Erste Lesung (Mal 3,1-4): [So spricht Gott, der Herr:] Seht, ich sende meinen Boten; er soll den Weg für mich bahnen. Dann kommt plötzlich zu seinem Tempel der Herr, den ihr sucht, und der Bote des Bundes, den ihr herbeiwünscht. Seht, er kommt!, spricht der Herr der Heere. Doch wer erträgt den Tag, an dem er kommt? Wer kann bestehen, wenn er erscheint? Denn er ist wie das Feuer im Schmelzofen und wie die Lauge im Waschtrog. Er setzt sich, um das Silber zu schmelzen und zu reinigen: Er reinigt die Söhne Levis, er läutert sie wie Gold und Silber. Dann werden sie dem Herrn die richtigen Opfer darbringen. Und dem Herrn wird das Opfer Judas und Jerusalems angenehm sein wie in den Tagen der Vorzeit, wie in längst vergangenen Jahren.
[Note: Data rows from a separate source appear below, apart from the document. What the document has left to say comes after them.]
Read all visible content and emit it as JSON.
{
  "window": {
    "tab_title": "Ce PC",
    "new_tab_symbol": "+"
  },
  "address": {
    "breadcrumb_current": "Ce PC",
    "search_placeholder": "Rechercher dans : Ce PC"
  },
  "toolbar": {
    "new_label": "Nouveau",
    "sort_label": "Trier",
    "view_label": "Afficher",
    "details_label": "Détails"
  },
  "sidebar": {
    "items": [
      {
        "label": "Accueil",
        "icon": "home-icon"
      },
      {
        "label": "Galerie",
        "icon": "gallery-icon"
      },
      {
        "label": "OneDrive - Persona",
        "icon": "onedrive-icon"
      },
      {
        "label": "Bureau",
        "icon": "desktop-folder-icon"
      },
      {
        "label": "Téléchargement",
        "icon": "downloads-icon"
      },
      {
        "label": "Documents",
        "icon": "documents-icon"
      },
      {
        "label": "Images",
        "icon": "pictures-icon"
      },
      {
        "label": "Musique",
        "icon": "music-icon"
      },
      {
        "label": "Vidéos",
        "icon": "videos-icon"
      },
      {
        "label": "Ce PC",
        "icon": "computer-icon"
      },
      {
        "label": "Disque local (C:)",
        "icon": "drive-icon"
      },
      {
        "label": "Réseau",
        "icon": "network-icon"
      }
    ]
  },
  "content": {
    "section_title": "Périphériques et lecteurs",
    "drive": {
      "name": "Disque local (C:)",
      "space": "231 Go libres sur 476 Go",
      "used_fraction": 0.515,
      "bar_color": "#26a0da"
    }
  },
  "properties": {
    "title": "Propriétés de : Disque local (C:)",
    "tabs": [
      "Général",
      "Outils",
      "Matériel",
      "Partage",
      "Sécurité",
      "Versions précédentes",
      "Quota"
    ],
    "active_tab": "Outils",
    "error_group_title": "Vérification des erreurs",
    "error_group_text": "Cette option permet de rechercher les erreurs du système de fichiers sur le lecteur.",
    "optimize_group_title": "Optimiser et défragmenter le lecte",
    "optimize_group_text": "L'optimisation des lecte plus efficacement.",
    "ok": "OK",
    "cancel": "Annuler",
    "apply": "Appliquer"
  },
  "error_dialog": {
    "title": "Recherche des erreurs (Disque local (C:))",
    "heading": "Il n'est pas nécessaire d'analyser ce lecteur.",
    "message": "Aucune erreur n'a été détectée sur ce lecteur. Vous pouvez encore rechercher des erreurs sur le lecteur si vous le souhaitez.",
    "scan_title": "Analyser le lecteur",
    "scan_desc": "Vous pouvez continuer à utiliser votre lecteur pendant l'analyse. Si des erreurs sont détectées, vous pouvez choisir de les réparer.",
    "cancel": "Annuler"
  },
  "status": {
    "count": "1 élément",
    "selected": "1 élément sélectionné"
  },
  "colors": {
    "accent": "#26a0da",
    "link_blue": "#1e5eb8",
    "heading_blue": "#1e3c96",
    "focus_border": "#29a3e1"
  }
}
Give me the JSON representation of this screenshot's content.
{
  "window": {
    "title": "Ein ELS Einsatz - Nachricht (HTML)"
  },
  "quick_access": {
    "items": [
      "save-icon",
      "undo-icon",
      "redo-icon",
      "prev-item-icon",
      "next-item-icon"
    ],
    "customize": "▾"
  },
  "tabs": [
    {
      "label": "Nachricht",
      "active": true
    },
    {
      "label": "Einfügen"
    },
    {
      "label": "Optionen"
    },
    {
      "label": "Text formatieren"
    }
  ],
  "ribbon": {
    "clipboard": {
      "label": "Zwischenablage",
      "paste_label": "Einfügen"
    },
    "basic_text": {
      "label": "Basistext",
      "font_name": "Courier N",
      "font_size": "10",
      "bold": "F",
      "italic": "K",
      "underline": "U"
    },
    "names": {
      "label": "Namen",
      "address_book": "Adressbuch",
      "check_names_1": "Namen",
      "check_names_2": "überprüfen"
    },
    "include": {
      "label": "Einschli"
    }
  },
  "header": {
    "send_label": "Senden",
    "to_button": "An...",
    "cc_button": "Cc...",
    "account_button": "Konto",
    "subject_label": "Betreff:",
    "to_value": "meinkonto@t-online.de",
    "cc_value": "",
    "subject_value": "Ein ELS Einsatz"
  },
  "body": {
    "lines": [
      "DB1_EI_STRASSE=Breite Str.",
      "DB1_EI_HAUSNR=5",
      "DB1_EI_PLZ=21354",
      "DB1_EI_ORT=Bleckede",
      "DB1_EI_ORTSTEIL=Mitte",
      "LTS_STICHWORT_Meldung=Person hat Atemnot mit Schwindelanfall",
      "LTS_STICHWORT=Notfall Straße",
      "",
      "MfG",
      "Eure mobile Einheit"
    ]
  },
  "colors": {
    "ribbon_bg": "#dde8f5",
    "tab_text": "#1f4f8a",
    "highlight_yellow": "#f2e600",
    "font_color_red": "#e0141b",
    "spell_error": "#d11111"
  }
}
Zweite Lesung (Hebr 2, 11-12.13c-18): Er, der heiligt, und sie, die geheiligt werden, stammen alle von Einem ab; darum scheut er sich nicht, sie Brüder zu nennen und zu sagen: Ich will deinen Namen meinen Brüdern verkünden, inmitten der Gemeinde dich preisen; und ferner: Seht, ich und die Kinder, die Gott mir geschenkt hat. Da nun die Kinder Menschen von Fleisch und Blut sind, hat auch er in gleicher Weise Fleisch und Blut angenommen, um durch seinen Tod den zu entmachten, der die Gewalt über den Tod hat, nämlich den Teufel, und um die zu befreien, die durch die Furcht vor dem Tod ihr Leben lang der Knechtschaft verfallen waren. Denn er nimmt sich keineswegs der Engel an, sondern der Nachkommen Abrahams nimmt er sich an. Darum musste er in allem seinen Brüdern gleich sein, um ein barmherziger und treuer Hoherpriester vor Gott zu sein und die Sünden des Volkes zu sühnen. Denn da er selbst in Versuchung geführt wurde und gelitten hat, kann er denen helfen, die in Versuchung geführt werden.

Evangelium (Lk 2,22-32): Es kam für die Eltern Jesu der Tag der vom Gesetz des Mose vorgeschriebenen Reinigung. Sie brachten das Kind nach Jerusalem hinauf, um es dem Herrn zu weihen, gemäß dem Gesetz des Herrn, in dem es heißt: Jede männliche Erstgeburt soll dem Herrn geweiht sein. Auch wollten sie ihr Opfer darbringen, wie es das Gesetz des Herrn vorschreibt: ein Paar Turteltauben oder zwei junge Tauben. In Jerusalem lebte damals ein Mann namens Simeon. Er war gerecht und fromm und wartete auf die Rettung Israels, und der Heilige Geist ruhte auf ihm. Vom Heiligen Geist war ihm offenbart worden, er werde den Tod nicht schauen, ehe er den Messias des Herrn gesehen habe. Jetzt wurde er vom Geist in den Tempel geführt; und als die Eltern Jesus hereinbrachten, um zu erfüllen, was nach dem Gesetz üblich war, nahm Simeon das Kind in seine Arme und pries Gott mit den Worten: Nun lässt du, Herr, deinen Knecht, wie du gesagt hast, in Frieden scheiden. Denn meine Augen haben das Heil gesehen, das du vor allen Völkern bereitet hast, ein Licht, das die Heiden erleuchtet, und Herrlichkeit für dein Volk Israel.